De l’approche. Tout système éducatif s’exprime aux apprenants à travers les curricula. Ils sont un ensemble ordonné de contenus que doivent acquérir les apprenants à travers le déroulement des activités d’enseignement-apprentissage. La crise sécuritaire impactant négativement le système éducatif réduit profondément le temps scolaire à travers les fermetures intempestives, si ce n’est la destruction pure et simple des infrastructures. Pour parer à cet impératif temps, le MENAPLN a produit à travers la DGREIP (Direction Générale de la Recherche en Education et de l’Innovation Pédagogique), la DGEPFIC (Direction Générale de l’Encadrement Pédagogique et le Formation Initiale et Continue) et le ST-ESU (Secrétariat Technique de l’Education en Situation d’Urgence) des curricula qui prennent en compte l’impératif temps : ce sont les curricula de l’Education en Situation d’Urgence (ESU). Ils peuvent être exploités en 4 ou 5 mois. Mieux après normalisation de la situation sécuritaire, ils peuvent faciliter le rattrapage de deux années scolaires en 12 mois avec des vacances de 2 mois. Ce sont des outils pertinents construits sur la base des curricula traditionnels normaux existants, ceux de 2010. Ils couvrent tous les cycles : primaire, post primaire et secondaire. Ainsi se décline la nouvelle approche. L’approche par les curricula de l’ESU. Ils ont été utilisés en SIERRA LEONE, au LIBERIA, en HAITI en BOSNIE-HERZEGOVINE ex-Yougoslavie.

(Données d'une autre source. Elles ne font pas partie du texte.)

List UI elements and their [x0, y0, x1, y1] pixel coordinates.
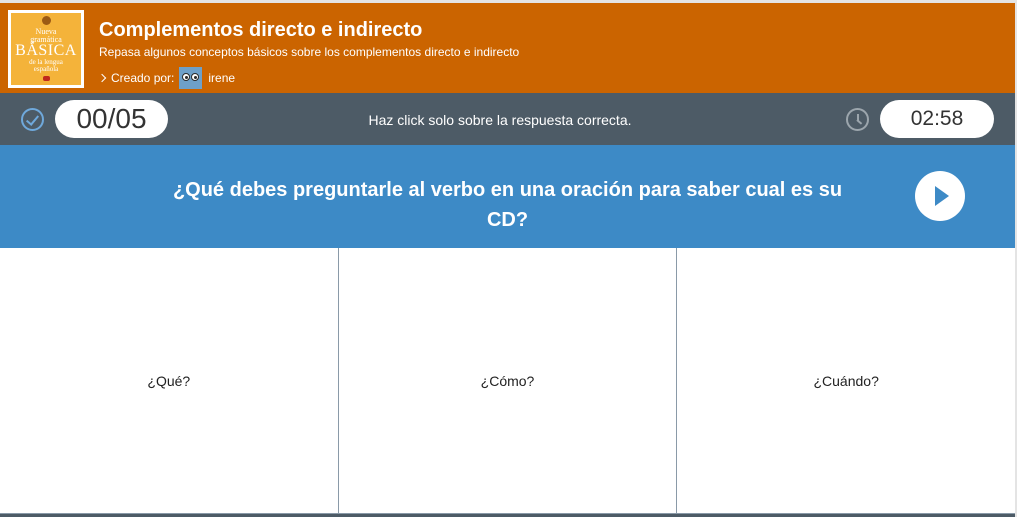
book-cover-image: Nueva gramática BÁSICA de la lengua espa…	[11, 13, 81, 85]
answer-option-como[interactable]: ¿Cómo?	[337, 248, 677, 513]
timer-display: 02:58	[880, 100, 994, 138]
creator-name-link[interactable]: irene	[208, 71, 235, 85]
next-button[interactable]	[915, 171, 965, 221]
avatar-eye-left-icon	[182, 73, 191, 81]
check-circle-icon	[21, 108, 44, 131]
chevron-right-icon	[97, 73, 107, 83]
answer-options: ¿Qué? ¿Cómo? ¿Cuándo?	[0, 248, 1016, 514]
book-cover-thumbnail: Nueva gramática BÁSICA de la lengua espa…	[8, 10, 84, 88]
activity-title: Complementos directo e indirecto	[99, 19, 423, 41]
answer-option-que[interactable]: ¿Qué?	[0, 248, 338, 513]
avatar-eye-right-icon	[191, 73, 200, 81]
avatar[interactable]	[179, 67, 203, 89]
creator-label: Creado por:	[111, 71, 175, 85]
crest-icon	[42, 16, 51, 25]
cover-text-line5: española	[33, 65, 59, 73]
activity-header: Nueva gramática BÁSICA de la lengua espa…	[0, 3, 1015, 93]
play-icon	[935, 186, 949, 206]
question-panel: ¿Qué debes preguntarle al verbo en una o…	[0, 145, 1015, 248]
clock-icon	[846, 108, 869, 131]
activity-subtitle: Repasa algunos conceptos básicos sobre l…	[99, 45, 520, 59]
answer-option-cuando[interactable]: ¿Cuándo?	[676, 248, 1016, 513]
seal-icon	[43, 76, 50, 81]
instruction-text: Haz click solo sobre la respuesta correc…	[368, 112, 632, 128]
status-bar: 00/05 Haz click solo sobre la respuesta …	[0, 93, 1015, 145]
score-counter: 00/05	[55, 100, 168, 138]
creator-info: Creado por: irene	[97, 66, 235, 90]
cover-text-line3: BÁSICA	[15, 42, 77, 59]
question-text: ¿Qué debes preguntarle al verbo en una o…	[172, 179, 843, 231]
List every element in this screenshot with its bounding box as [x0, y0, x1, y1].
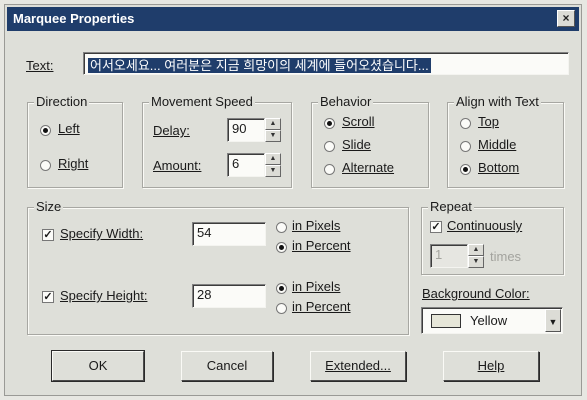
movement-speed-group: Movement Speed Delay: 90 ▲ ▼ Amount: 6 ▲…: [142, 94, 292, 188]
align-bottom-label[interactable]: Bottom: [478, 160, 519, 175]
marquee-text-input[interactable]: 어서오세요... 여러분은 지금 희망이의 세계에 들어오셨습니다...: [83, 52, 569, 75]
width-value: 54: [197, 225, 212, 240]
times-label: times: [490, 249, 522, 264]
repeat-count-spinner[interactable]: ▲ ▼: [468, 244, 484, 268]
align-legend: Align with Text: [454, 94, 541, 109]
amount-label: Amount:: [153, 158, 202, 173]
height-pixels-radio[interactable]: [276, 283, 287, 294]
align-bottom-radio[interactable]: [460, 164, 471, 175]
background-color-label: Background Color:: [422, 286, 530, 301]
behavior-alternate-label[interactable]: Alternate: [342, 160, 394, 175]
align-middle-label[interactable]: Middle: [478, 137, 516, 152]
text-label: Text:: [26, 58, 53, 73]
delay-spinner[interactable]: ▲ ▼: [265, 118, 281, 142]
align-with-text-group: Align with Text Top Middle Bottom: [447, 94, 564, 188]
align-top-label[interactable]: Top: [478, 114, 499, 129]
close-icon: ×: [562, 11, 570, 25]
close-button[interactable]: ×: [557, 10, 575, 27]
behavior-alternate-radio[interactable]: [324, 164, 335, 175]
direction-left-radio[interactable]: [40, 125, 51, 136]
movement-speed-legend: Movement Speed: [149, 94, 255, 109]
delay-input[interactable]: 90: [227, 118, 265, 142]
amount-down-icon[interactable]: ▼: [265, 165, 281, 177]
direction-legend: Direction: [34, 94, 90, 109]
align-top-radio[interactable]: [460, 118, 471, 129]
specify-width-checkbox[interactable]: ✓: [42, 229, 54, 241]
help-button[interactable]: Help: [443, 351, 539, 381]
height-percent-radio[interactable]: [276, 303, 287, 314]
cancel-button[interactable]: Cancel: [181, 351, 273, 381]
height-value: 28: [197, 287, 212, 302]
size-group: Size ✓ Specify Width: 54 in Pixels in Pe…: [27, 199, 409, 335]
repeat-legend: Repeat: [428, 199, 474, 214]
repeat-group: Repeat ✓ Continuously 1 ▲ ▼ times: [421, 199, 564, 275]
color-swatch: [431, 314, 461, 328]
specify-width-label[interactable]: Specify Width:: [60, 226, 143, 241]
width-input[interactable]: 54: [192, 222, 266, 246]
behavior-scroll-label[interactable]: Scroll: [342, 114, 375, 129]
repeat-count-input[interactable]: 1: [430, 244, 468, 268]
delay-down-icon[interactable]: ▼: [265, 130, 281, 142]
window-title: Marquee Properties: [13, 11, 135, 26]
background-color-select[interactable]: Yellow ▼: [421, 307, 563, 334]
width-pixels-label[interactable]: in Pixels: [292, 218, 340, 233]
continuously-checkbox[interactable]: ✓: [430, 221, 442, 233]
direction-right-radio[interactable]: [40, 160, 51, 171]
continuously-label[interactable]: Continuously: [447, 218, 522, 233]
text-label-text: Text:: [26, 58, 54, 73]
background-color-value: Yellow: [470, 313, 508, 328]
repeat-count-value: 1: [435, 247, 443, 262]
width-percent-label[interactable]: in Percent: [292, 238, 351, 253]
direction-left-label[interactable]: Left: [58, 121, 80, 136]
width-pixels-radio[interactable]: [276, 222, 287, 233]
marquee-properties-dialog: Marquee Properties × Text: 어서오세요... 여러분은…: [4, 4, 582, 396]
delay-value: 90: [232, 121, 247, 136]
delay-up-icon[interactable]: ▲: [265, 118, 281, 130]
amount-up-icon[interactable]: ▲: [265, 153, 281, 165]
behavior-legend: Behavior: [318, 94, 374, 109]
behavior-group: Behavior Scroll Slide Alternate: [311, 94, 429, 188]
amount-input[interactable]: 6: [227, 153, 265, 177]
repeat-down-icon[interactable]: ▼: [468, 256, 484, 268]
ok-button[interactable]: OK: [51, 350, 145, 382]
title-bar[interactable]: Marquee Properties ×: [7, 7, 579, 31]
extended-button[interactable]: Extended...: [310, 351, 406, 381]
height-input[interactable]: 28: [192, 284, 266, 308]
behavior-slide-radio[interactable]: [324, 141, 335, 152]
behavior-slide-label[interactable]: Slide: [342, 137, 371, 152]
direction-group: Direction Left Right: [27, 94, 123, 188]
height-percent-label[interactable]: in Percent: [292, 299, 351, 314]
direction-right-label[interactable]: Right: [58, 156, 88, 171]
marquee-text-value: 어서오세요... 여러분은 지금 희망이의 세계에 들어오셨습니다...: [88, 58, 431, 73]
delay-label: Delay:: [153, 123, 190, 138]
specify-height-checkbox[interactable]: ✓: [42, 291, 54, 303]
width-percent-radio[interactable]: [276, 242, 287, 253]
specify-height-label[interactable]: Specify Height:: [60, 288, 147, 303]
amount-spinner[interactable]: ▲ ▼: [265, 153, 281, 177]
behavior-scroll-radio[interactable]: [324, 118, 335, 129]
height-pixels-label[interactable]: in Pixels: [292, 279, 340, 294]
size-legend: Size: [34, 199, 64, 214]
align-middle-radio[interactable]: [460, 141, 471, 152]
repeat-up-icon[interactable]: ▲: [468, 244, 484, 256]
amount-value: 6: [232, 156, 240, 171]
chevron-down-icon[interactable]: ▼: [545, 309, 561, 332]
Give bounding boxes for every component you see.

De l’alternative pédagogique. Elle répond à la vérité qu’enseigner et apprendre aujourd’hui dans les zones à forts défis sécuritaires au Burkina Faso devient périlleux. Il devient de plus en plus difficile de réaliser l’enseignement-apprentissage à travers le triptyque, un maitre, une classe et un tableau. L’alternative pédagogique s’appuie sur le numérique sans ou en présentiel : la e-class.
Pour engager cette alternative, les acteurs du système éducatif ont produit des ressources pédagogiques numérisées à partir des curricula de l’ESU. Celles-ci sont disponibilisées sur une plate-forme appelée Faso éducation. Ainsi avec un réseau intra ou internet, des ordinateurs, tablettes et autres smartphones, androïdes, iPhone et un techno-pédagogue les élèves apprennent sans risque de chez eux ou dans des centres d’apprentissage temporaire sécurisés. Les ressources peuvent être directement installées sur ces outils. L’enseignant organise toutes ses séances d’enseignement-apprentissage, ses évaluations corrections sans difficultés. Comment réunir les conditions d’une e-class ?
L’introduction des Tics dans le système éducatif burkinabè a été prise en compte dans la réforme curriculaire en cours. Cette initiation débute au primaire pour se poursuivre durant le post-primaire et le secondaire. La maitrise des tics est alors un préalable incontournable. La production des ressources pédagogiques numérisées répond à cet objectif d’amélioration de l’efficacité et de l’accessibilité de notre école pour l’avenir. L’une des interrogations les plus récurrentes, c’est l’accessibilité par la plus grande majorité à cet enseignement novateur. Pour faciliter cet accès, l’Etat et ses partenaires techniques et financiers endossent ce volet de même que les collectivités locales par leurs relations de parrainage. Au-delà, se posent des questions à trois niveaux :
- La disponibilité de l’énergie pour alimenter le dispositif local dans les zones rurales : étant un pays de soleil, cette question est réglée par le solaire. C’est l’énergie propre à privilégier.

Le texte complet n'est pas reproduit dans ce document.